- Supreme Court of the United States

Argued January 4, 1921 Decided February 28, 1921
- Full case name: Gouled v. United States
- Citations: 255 U.S. 298 (more)

Case history
- Subsequent: Conviction reversed; new trial ordered, Gouled v. United States, 273 F. 2d 506

Holding
- It is a violation of the Fourth Amendment to seize evidence through social trickery or stealth. It is a violation of a defendant's Fifth Amendment right against self-incrimination to admit evidence obtained in such manner. The government may not seize evidence that is not contraband, stolen, or a tool of the crime.

Court membership
- Chief Justice Edward D. White Associate Justices Joseph McKenna · Oliver W. Holmes Jr. William R. Day · Willis Van Devanter Mahlon Pitney · James C. McReynolds Louis Brandeis · John H. Clarke

Case opinion
- Majority: Clarke, joined by unanimous

Laws applied
- U.S. Const. amend. IV, U.S. Const. amend. V
- Overruled by
- Warden v. Hayden

= Gouled v. United States =

Gouled v. United States, 255 U.S. 298 (1921), was a United States Supreme Court case in which the court unanimously held that the government may not seize evidence by use of stealth or social trickery.

The case expanded on Boyd v. United States to establish the now-defunct mere evidence rule, which stated that the government may not seize property solely useful as evidence.

== Background ==
In 1918, Felix Gouled, among others, was charged with attempting to defraud the United States.

Prior to the arrest, Cohen, a friend of Gouled, was sent by his superiors with the supposed purpose of making a friendly call. After he was left alone within Gouled's office, he searched for evidentiary papers and removed them without a warrant.

The gathered papers were presented at trial, which resulted in a conviction. Upon review, the Second Circuit certified six questions to the Supreme Court regarding the nature of the Fourth Amendment and the Fifth Amendment.

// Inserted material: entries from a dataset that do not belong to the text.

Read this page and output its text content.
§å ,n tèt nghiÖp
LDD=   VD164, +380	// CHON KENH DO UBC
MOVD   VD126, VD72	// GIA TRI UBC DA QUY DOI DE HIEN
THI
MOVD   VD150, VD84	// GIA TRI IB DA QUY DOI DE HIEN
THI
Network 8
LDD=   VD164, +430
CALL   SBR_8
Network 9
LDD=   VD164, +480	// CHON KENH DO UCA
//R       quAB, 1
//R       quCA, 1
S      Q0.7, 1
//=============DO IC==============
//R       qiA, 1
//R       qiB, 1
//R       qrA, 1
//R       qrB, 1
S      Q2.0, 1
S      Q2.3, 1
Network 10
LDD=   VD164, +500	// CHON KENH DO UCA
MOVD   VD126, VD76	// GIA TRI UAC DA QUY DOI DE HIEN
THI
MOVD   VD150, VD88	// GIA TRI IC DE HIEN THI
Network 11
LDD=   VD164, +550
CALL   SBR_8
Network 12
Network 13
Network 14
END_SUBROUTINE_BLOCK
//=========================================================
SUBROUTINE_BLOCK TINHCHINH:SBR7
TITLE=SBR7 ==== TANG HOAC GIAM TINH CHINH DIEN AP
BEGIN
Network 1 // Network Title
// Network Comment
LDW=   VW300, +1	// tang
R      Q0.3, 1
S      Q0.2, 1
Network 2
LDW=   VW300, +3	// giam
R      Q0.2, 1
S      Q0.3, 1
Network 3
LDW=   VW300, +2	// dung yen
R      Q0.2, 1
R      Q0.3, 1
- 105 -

== Decision of the court ==
The court unanimously held that the act of seizing evidence by social trickery or stealth for use in a trial violated the Fourth and Fifth Amendments.

In its decision, the court expanded on the Boyd ruling to declare it unconstitutional for the government to seize evidence from a defendant unless that evidence is contraband, stolen, or a tool of the crime. Additionally, it stated that when such evidence is seized, it must be suppressed at trial.

== Subsequent Developments ==

Despite the simplicity of the original rule, the applicability of the exceptions to any given circumstance proved challenging. This was compounded by the incorporation of the Fourth Amendment, which brought the problem of applying the rule and its exceptions to the States. As a result of the inconsistencies of application in subsequent cases, the court rejected the rule in the 1967 case of Warden v. Hayden.